FASTSUBS: An Efficient and Exact Procedure for Finding the Most Likely Lexical Substitutes Based on an N-gram Language Model

Deniz Yuret. Nov. 2012. Signal Processing Letters, IEEE. Volume: 19, Issue: 11, Pages: 725-728. DOI, URL. (Download the pdf, code, and data (1GB). Our EMNLP-2012 paper uses FASTSUBS to get the best published result in part of speech induction.).
Update of Jan 9, 2014: The latest version gets rid of all glib dependencies (glib is broken, it blows up your code without warning if your arrays or hashes get too big). It also fixes a bug: The previous versions of the code and the paper assumed that the log back-off weights were upper bounded by 0 which they are not. In my standard test of generating the top 100 substitutes for all the 1,222,974 positions in the PTB, this caused a total of 66 low probability substitutes to be missed and 31 to be listed out of order. Finally a multithreaded version, fastsubs-omp is implemented. The number of threads can be controlled using the environment variable OMP_NUM_THREADS. The links above have been updated to the latest version.

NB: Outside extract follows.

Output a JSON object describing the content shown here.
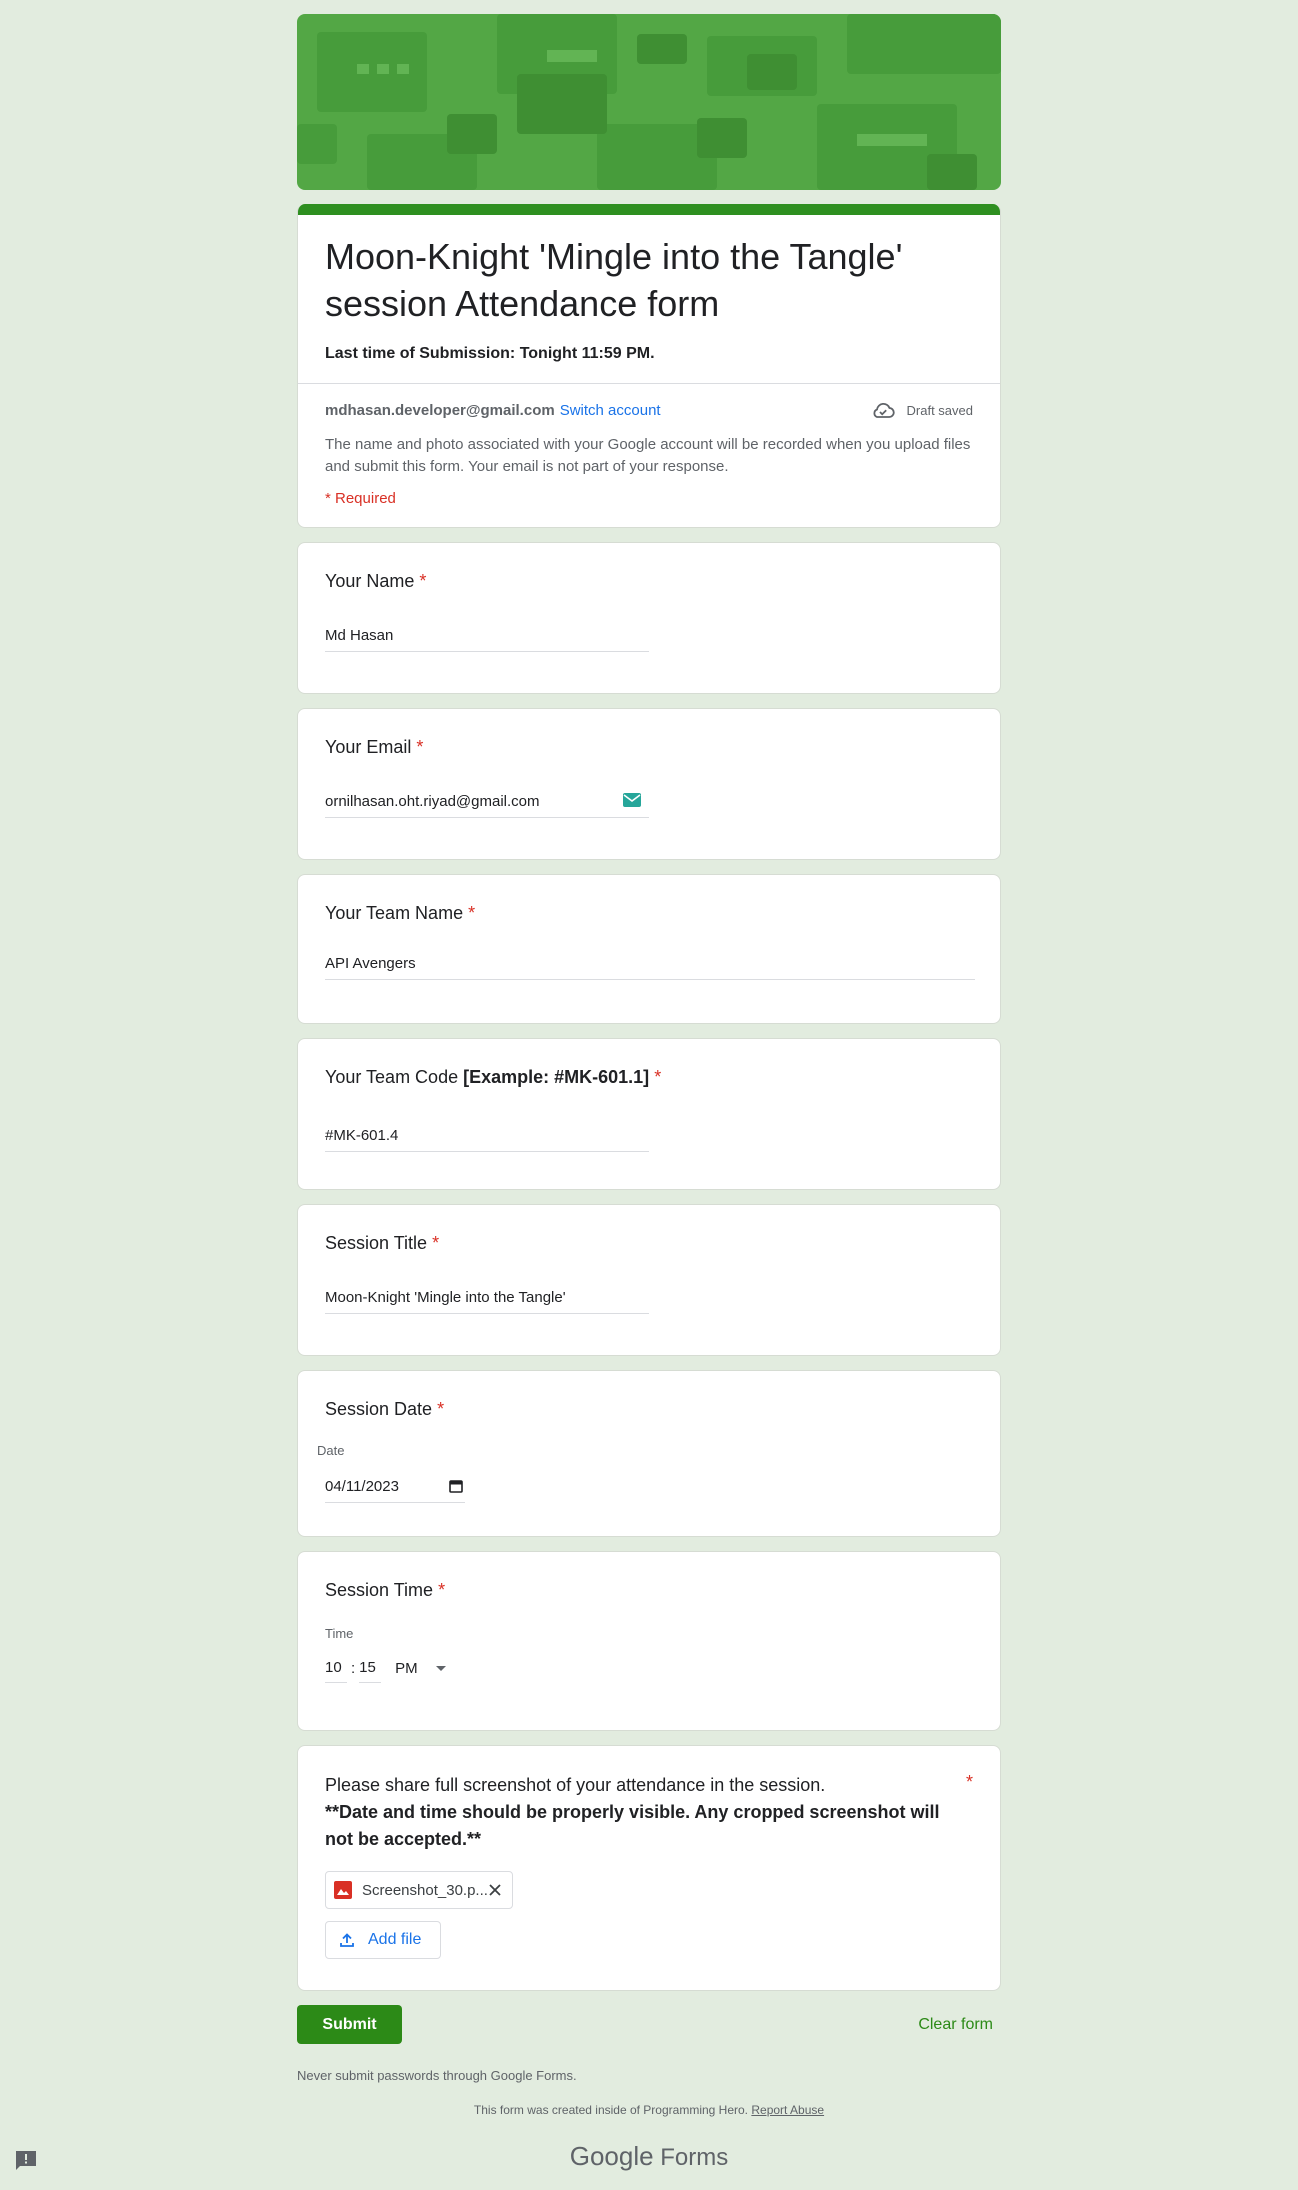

Abstract: Lexical substitutes have found use in areas such as paraphrasing, text simplification, machine translation, word sense disambiguation, and part of speech induction. However the computational complexity of accurately identifying the most likely substitutes for a word has made large scale experiments difficult. In this paper I introduce a new search algorithm, FASTSUBS , that is guaranteed to find the K most likely lexical substitutes for a given word in a sentence based on an n-gram language model. The computation is sub-linear in both K and the vocabulary size V . An implementation of the algorithm and a dataset with the top 100 substitutes of each token in the WSJ section of the Penn Treebank are available at http://goo.gl/jzKH0.


talioris said...

Hello Yuret, I tried your FASTSUBS code with a toy example and it gives me a segmentation fault:

fastsubs ~/tmp/fastsubs/test.arpa < ~/tmp/fastsubs/test.wlist
[t=0 m=12812288] Get substitutes until count=-1 OR probability=1
[t=0 m=12828672] Loading model file /users/spraak/jpeleman/tmp/fastsubs/test.arpa
Segmentation fault

I compiled your source code by simply running make which gave no errors. Anything I might have overlooked?

Thanks in advance!


Deniz Yuret said...

Hi Joris,

I think we figured it out. One of my students increased the size of
some constants like _LINE and BLOCKSIZE to handle bigger data which
somehow broke the code. We are trying to figure out why that could
be, but in the meantime we reverted these values back to their old
values, and the latest from github should work.

Let me know if you have any problems.

Thanks for pointing this out.